E-Commerce Goes Hollywood

Popular culture is a peculiar thing. It’s supposed to be a reflection of the current reality — especially the latest fads and trends — and yet it sometimes lags far behind. Logistics play a role — it takes a year to publish a book, longer to make a movie. But we’ve all seen the ads for TV mini-series based on real-life scandals and tragedies that seem ready to air before the ink is dry on the newspaper reports.

Timing is part of it, but figuring out what fascinates the public — often before the public does — is what the popular culture industry is really about. A spate of new TV shows and movies are about to turn the world of Internet startups, e-commerce, online stock trading and the entire Zeitgeist of the digital age into entertainment. If you have a job in e-commerce or anywhere on the Web, you will soon become a more hip, happening person.

Don’t take my word for it. Ask Hollywood.

Smile, You’re on TV

With at least three new network shows focusing on the world of money and technology, Hollywood obviously thinks this is enticing stuff. Two — “Bull,” on TNT and “The Street,” a decidedly Fox show — focus squarely on the money side of things, promising glimpses of the netherworld where stocks are traded and venture deals made.

The third, “Level 9,” turns its attention to cybercrime, playing off the notion that hackers who turn good can save the world from the other hackers, who of course are still bad.

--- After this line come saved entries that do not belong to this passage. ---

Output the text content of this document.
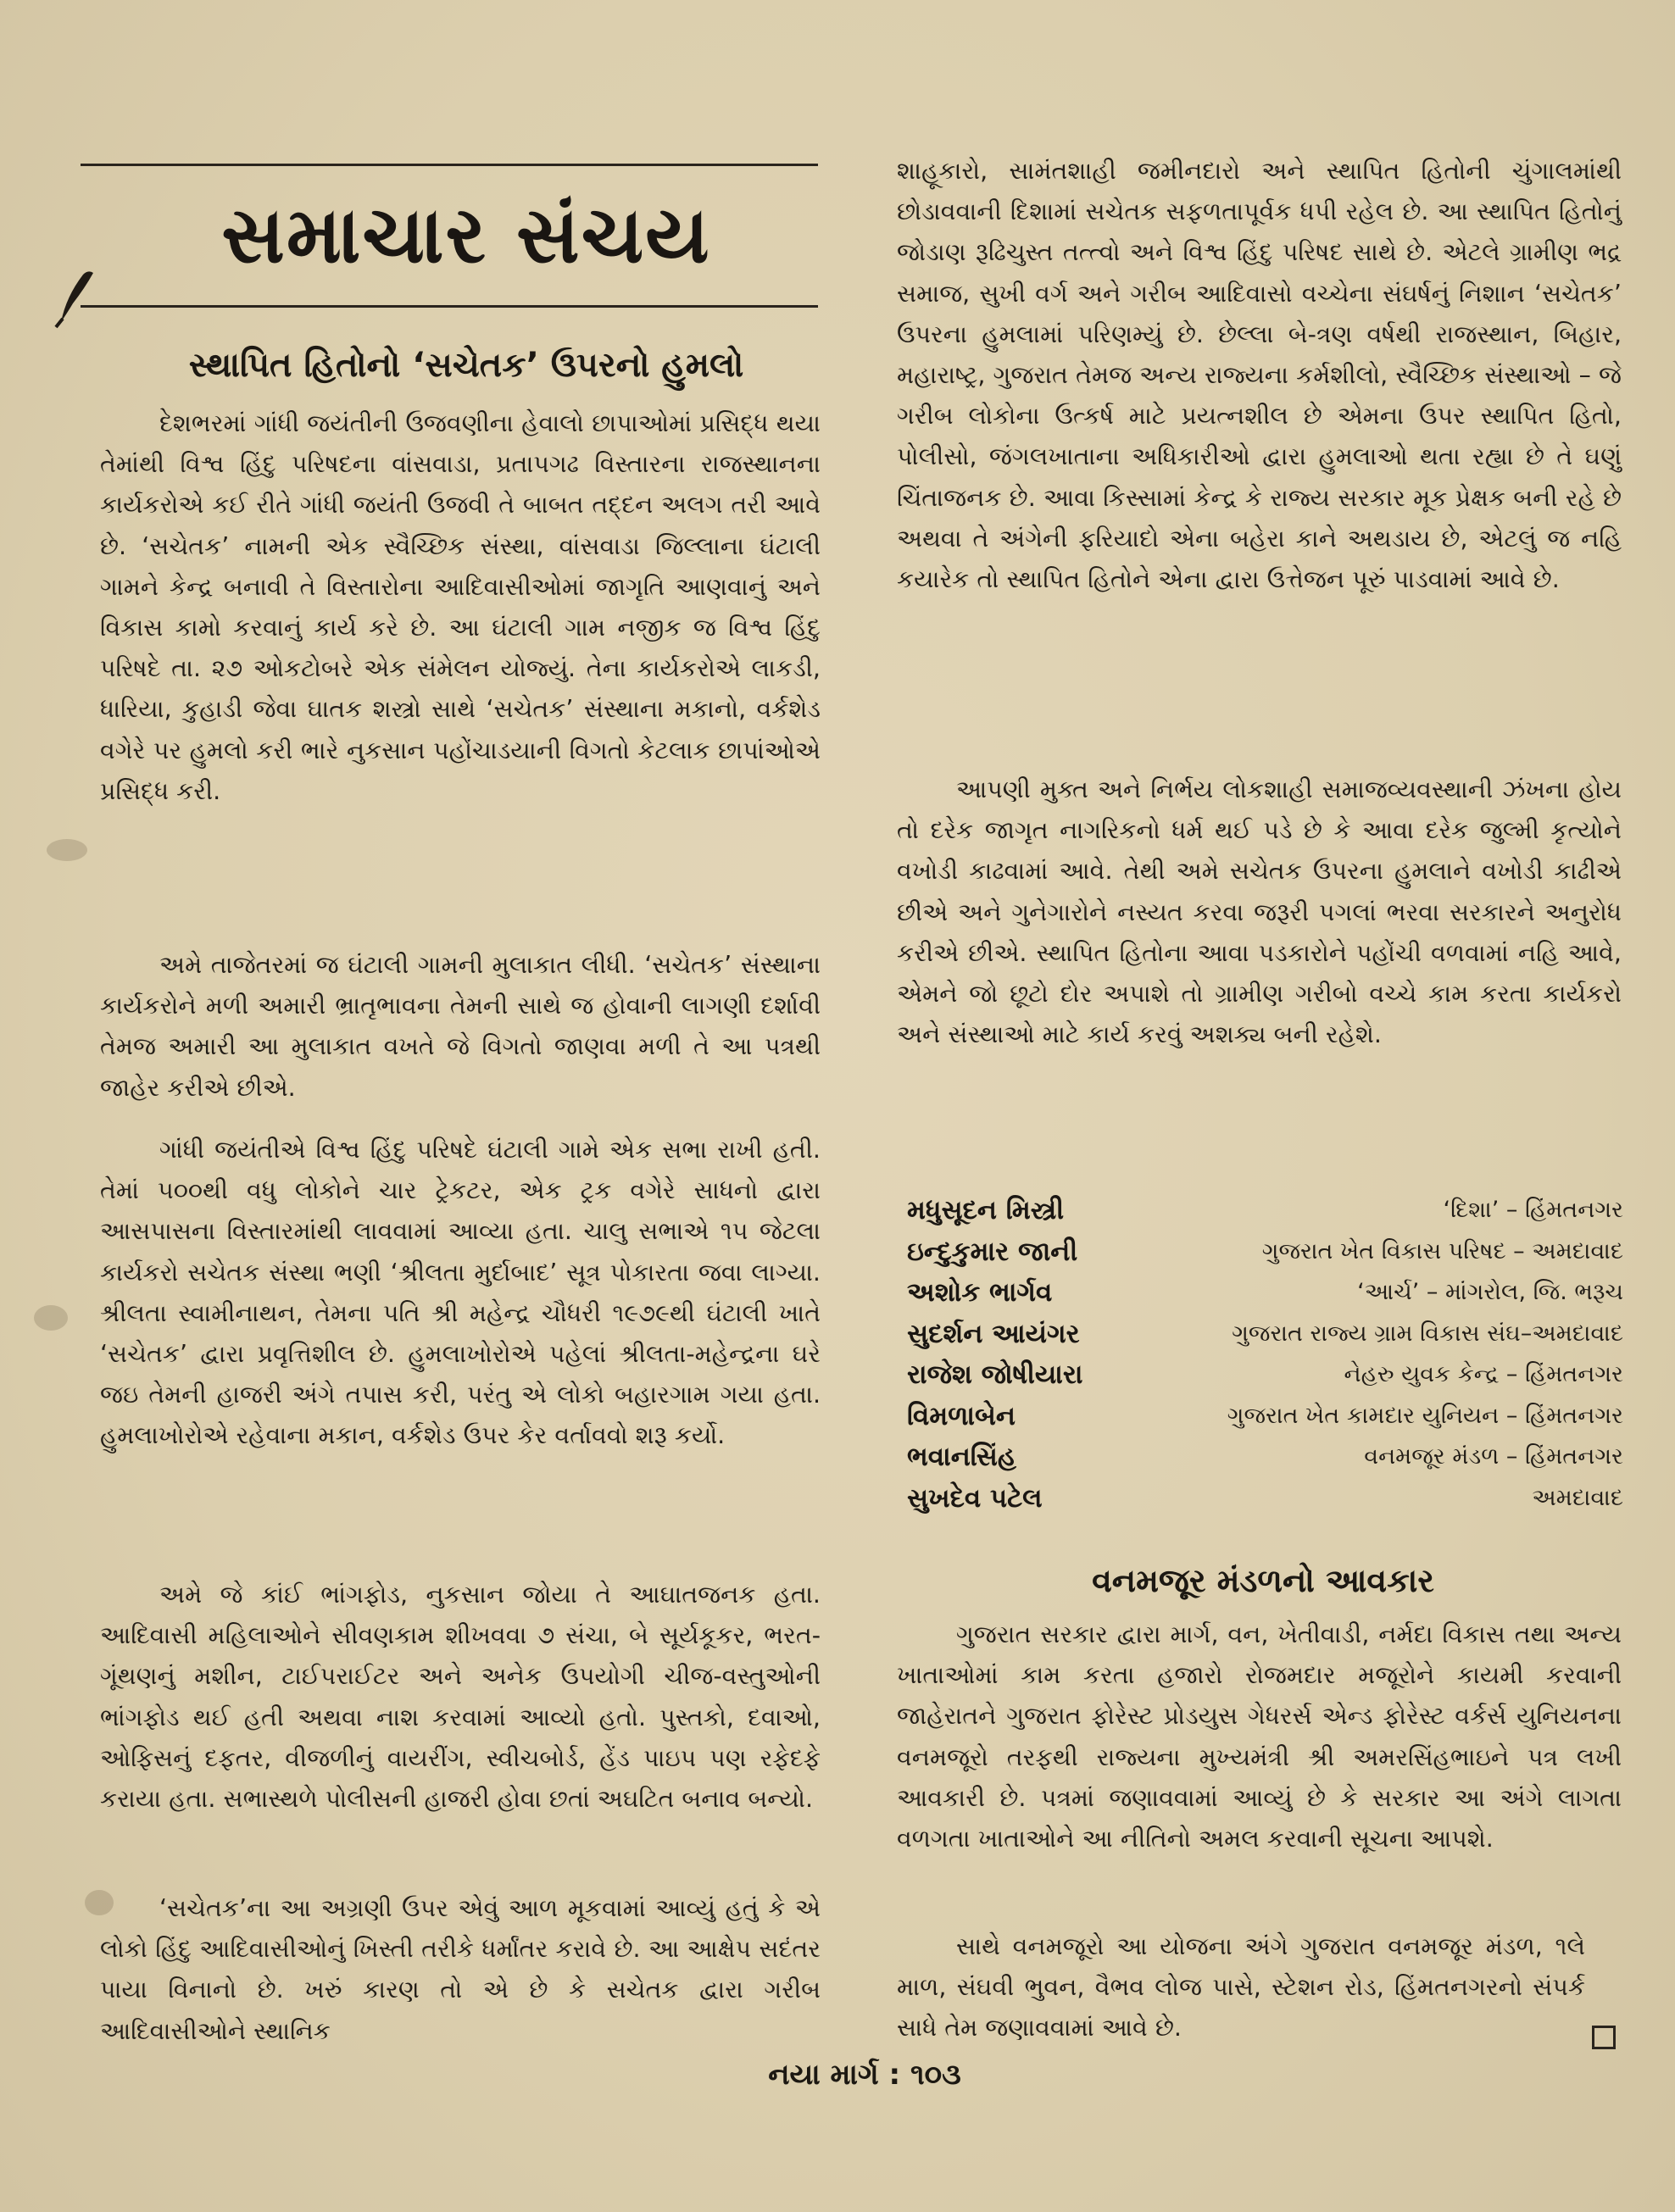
સમાચાર સંચય
સ્થાપિત હિતોનો ‘સચેતક’ ઉપરનો હુમલો

દેશભરમાં ગાંધી જયંતીની ઉજવણીના હેવાલો છાપાઓમાં પ્રસિદ્ધ થયા તેમાંથી વિશ્વ હિંદુ પરિષદના વાંસવાડા, પ્રતાપગઢ વિસ્તારના રાજસ્થાનના કાર્યકરોએ કઈ રીતે ગાંધી જયંતી ઉજવી તે બાબત તદ્દન અલગ તરી આવે છે. ‘સચેતક’ નામની એક સ્વૈચ્છિક સંસ્થા, વાંસવાડા જિલ્લાના ઘંટાલી ગામને કેન્દ્ર બનાવી તે વિસ્તારોના આદિવાસીઓમાં જાગૃતિ આણવાનું અને વિકાસ કામો કરવાનું કાર્ય કરે છે. આ ઘંટાલી ગામ નજીક જ વિશ્વ હિંદુ પરિષદે તા. ૨૭ ઓકટોબરે એક સંમેલન યોજ્યું. તેના કાર્યકરોએ લાકડી, ધારિયા, કુહાડી જેવા ઘાતક શસ્ત્રો સાથે ‘સચેતક’ સંસ્થાના મકાનો, વર્કશેડ વગેરે પર હુમલો કરી ભારે નુકસાન પહોંચાડયાની વિગતો કેટલાક છાપાંઓએ પ્રસિદ્ધ કરી.

અમે તાજેતરમાં જ ઘંટાલી ગામની મુલાકાત લીધી. ‘સચેતક’ સંસ્થાના કાર્યકરોને મળી અમારી ભ્રાતૃભાવના તેમની સાથે જ હોવાની લાગણી દર્શાવી તેમજ અમારી આ મુલાકાત વખતે જે વિગતો જાણવા મળી તે આ પત્રથી જાહેર કરીએ છીએ.

ગાંધી જયંતીએ વિશ્વ હિંદુ પરિષદે ઘંટાલી ગામે એક સભા રાખી હતી. તેમાં ૫૦૦થી વધુ લોકોને ચાર ટ્રેકટર, એક ટ્રક વગેરે સાધનો દ્વારા આસપાસના વિસ્તારમાંથી લાવવામાં આવ્યા હતા. ચાલુ સભાએ ૧૫ જેટલા કાર્યકરો સચેતક સંસ્થા ભણી ‘શ્રીલતા મુર્દાબાદ’ સૂત્ર પોકારતા જવા લાગ્યા. શ્રીલતા સ્વામીનાથન, તેમના પતિ શ્રી મહેન્દ્ર ચૌધરી ૧૯૭૯થી ઘંટાલી ખાતે ‘સચેતક’ દ્વારા પ્રવૃત્તિશીલ છે. હુમલાખોરોએ પહેલાં શ્રીલતા-મહેન્દ્રના ઘરે જઇ તેમની હાજરી અંગે તપાસ કરી, પરંતુ એ લોકો બહારગામ ગયા હતા. હુમલાખોરોએ રહેવાના મકાન, વર્કશેડ ઉપર કેર વર્તાવવો શરૂ કર્યો.

અમે જે કાંઈ ભાંગફોડ, નુકસાન જોયા તે આઘાતજનક હતા. આદિવાસી મહિલાઓને સીવણકામ શીખવવા ૭ સંચા, બે સૂર્યકૂકર, ભરત-ગૂંથણનું મશીન, ટાઈપરાઈટર અને અનેક ઉપયોગી ચીજ-વસ્તુઓની ભાંગફોડ થઈ હતી અથવા નાશ કરવામાં આવ્યો હતો. પુસ્તકો, દવાઓ, ઓફિસનું દફતર, વીજળીનું વાયરીંગ, સ્વીચબોર્ડ, હેંડ પાઇપ પણ રફેદફે કરાયા હતા. સભાસ્થળે પોલીસની હાજરી હોવા છતાં અઘટિત બનાવ બન્યો.

‘સચેતક’ના આ અગ્રણી ઉપર એવું આળ મૂકવામાં આવ્યું હતું કે એ લોકો હિંદુ આદિવાસીઓનું ખિસ્તી તરીકે ધર્માંતર કરાવે છે. આ આક્ષેપ સદંતર પાયા વિનાનો છે. ખરું કારણ તો એ છે કે સચેતક દ્વારા ગરીબ આદિવાસીઓને સ્થાનિક

શાહૂકારો, સામંતશાહી જમીનદારો અને સ્થાપિત હિતોની ચુંગાલમાંથી છોડાવવાની દિશામાં સચેતક સફળતાપૂર્વક ધપી રહેલ છે. આ સ્થાપિત હિતોનું જોડાણ રૂઢિચુસ્ત તત્ત્વો અને વિશ્વ હિંદુ પરિષદ સાથે છે. એટલે ગ્રામીણ ભદ્ર સમાજ, સુખી વર્ગ અને ગરીબ આદિવાસો વચ્ચેના સંઘર્ષનું નિશાન ‘સચેતક’ ઉપરના હુમલામાં પરિણમ્યું છે. છેલ્લા બે-ત્રણ વર્ષથી રાજસ્થાન, બિહાર, મહારાષ્ટ્ર, ગુજરાત તેમજ અન્ય રાજ્યના કર્મશીલો, સ્વૈચ્છિક સંસ્થાઓ – જે ગરીબ લોકોના ઉત્કર્ષ માટે પ્રયત્નશીલ છે એમના ઉપર સ્થાપિત હિતો, પોલીસો, જંગલખાતાના અધિકારીઓ દ્વારા હુમલાઓ થતા રહ્યા છે તે ઘણું ચિંતાજનક છે. આવા કિસ્સામાં કેન્દ્ર કે રાજ્ય સરકાર મૂક પ્રેક્ષક બની રહે છે અથવા તે અંગેની ફરિયાદો એના બહેરા કાને અથડાય છે, એટલું જ નહિ કયારેક તો સ્થાપિત હિતોને એના દ્વારા ઉત્તેજન પૂરું પાડવામાં આવે છે.

આપણી મુક્ત અને નિર્ભય લોકશાહી સમાજવ્યવસ્થાની ઝંખના હોય તો દરેક જાગૃત નાગરિકનો ધર્મ થઈ પડે છે કે આવા દરેક જુલ્મી કૃત્યોને વખોડી કાઢવામાં આવે. તેથી અમે સચેતક ઉપરના હુમલાને વખોડી કાઢીએ છીએ અને ગુનેગારોને નસ્યત કરવા જરૂરી પગલાં ભરવા સરકારને અનુરોધ કરીએ છીએ. સ્થાપિત હિતોના આવા પડકારોને પહોંચી વળવામાં નહિ આવે, એમને જો છૂટો દોર અપાશે તો ગ્રામીણ ગરીબો વચ્ચે કામ કરતા કાર્યકરો અને સંસ્થાઓ માટે કાર્ય કરવું અશક્ય બની રહેશે.

મધુસૂદન મિસ્ત્રી	‘દિશા’ – હિંમતનગર
ઇન્દુકુમાર જાની	ગુજરાત ખેત વિકાસ પરિષદ – અમદાવાદ
અશોક ભાર્ગવ	‘આર્ચ’ – માંગરોલ, જિ. ભરૂચ
સુદર્શન આયંગર	ગુજરાત રાજ્ય ગ્રામ વિકાસ સંઘ–અમદાવાદ
રાજેશ જોષીયારા	નેહરુ યુવક કેન્દ્ર – હિંમતનગર
વિમળાબેન	ગુજરાત ખેત કામદાર યુનિયન – હિંમતનગર
ભવાનસિંહ	વનમજૂર મંડળ – હિંમતનગર
સુખદેવ પટેલ	અમદાવાદ
વનમજૂર મંડળનો આવકાર

ગુજરાત સરકાર દ્વારા માર્ગ, વન, ખેતીવાડી, નર્મદા વિકાસ તથા અન્ય ખાતાઓમાં કામ કરતા હજારો રોજમદાર મજૂરોને કાયમી કરવાની જાહેરાતને ગુજરાત ફોરેસ્ટ પ્રોડયુસ ગેધરર્સ એન્ડ ફોરેસ્ટ વર્કર્સ યુનિયનના વનમજૂરો તરફથી રાજ્યના મુખ્યમંત્રી શ્રી અમરસિંહભાઇને પત્ર લખી આવકારી છે. પત્રમાં જણાવવામાં આવ્યું છે કે સરકાર આ અંગે લાગતા વળગતા ખાતાઓને આ નીતિનો અમલ કરવાની સૂચના આપશે.

સાથે વનમજૂરો આ યોજના અંગે ગુજરાત વનમજૂર મંડળ, ૧લે માળ, સંઘવી ભુવન, વૈભવ લોજ પાસે, સ્ટેશન રોડ, હિંમતનગરનો સંપર્ક સાધે તેમ જણાવવામાં આવે છે.

નયા માર્ગ : ૧૦૩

There is word that within a year, NBC will produce a mini-series based on the book, “The New New Thing,” about the world of startups. Also, two feature-length documentaries in the works will focus on how technology companies are born, and undoubtedly, how some of them die.

The Real World

Now, don’t expect to see the life of your typical e-commerce workhorse up on the screen. Not even the high-flying bigwigs who make all the money. Even the documentaries will no doubt heighten the drama of everyday life in much the same way that “reality-based” shows like “Survivor” do, omitting everything but the core friction and conflicts.

Don’t expect to see anyone spending hours writing code while subsisting solely on Mountain Dew, and don’t expect to see real-time footage of interminable meetings during which consultants drone on in business jargon while executives nod off.

Still, there is something to be said for having even a distorted reflection of the high-tech world so prevalent in the popular media. For one, it means that the entire culture of startups, venture capital and the Internet have enough appeal to capture mass audiences — or so the Hollywood suits think. And why not? Millions of lives have been touched in some way by the tech-dominated world fictionalized in the new offerings.

All about ‘Tude

Internet culture is enticing to producers because it relates to a separate, distinct and still slightly mysterious zone — the high-tech wilderness. Web-focused magazines like “Fast Company” and “Wired” have done much to shore up that notion.

Those publications adopt the culture rather than trying to demystify it; it’s in their interest to do so. That’s why their copy reads like programmers talking, and why the photos are often blurred — as if the photographer were on a caffeine buzz.

Of course, the Internet really is different. Thousands of dot-com workers have been laid off in recent months, but I’ve not heard a single one wailing in grief or even waxing a little desperate about the situation. In fact, when Foodline.com abruptly discontinued its content-production efforts last week — laying off a couple dozen editors and design people in the process — one suddenly jobless individual described the bloodletting to a local reporter as “just an Internet thing.”

The reporter didn’t record it, but those words almost certainly came with a shrug, not of resignation, but of indifference. That is how the dot-com world differs from the rest of the planet — in attitude. The people on the new TV shows will undoubtedly ooze it, and make no mistake, that’s because the real people in the Internet world seem to have an unlimited supply.

What — Me Worry?

How can they not? If one startup fails, they find an angel to back their next idea. If X.com lays them off to cut costs, they hook up with Y.com, which still hasn’t exhausted its supply of venture capital and isn’t yet accountable to shareholders. Meanwhile, everyone from A to Z.com is trying to recruit them, too.

The Internet world churns and hums like nobody’s business. Remember, there hasn’t been a significant global recession during the great e-commerce age, so why would the people leading the charge have any cause to worry?

The 1980s are forever engraved in popular culture as a time not only of great affluence, but of terrible greed. Greed is good, “Wall Street” (the movie) taught us, establishing a mantra for the decade. There’s even more money being made now as back then, but in the new millennium, the focus isn’t just on the cash.

The Internet age is about pushing the technological envelope. It’s about dreaming the impossible, and then creating it. If this first wave of cultural reflections is any indication, people working in the online world are not just having fun and making money, they’re doing it by coming up with new ways of looking at the world.

Whatever the era, that’s a pretty cool way to make a living.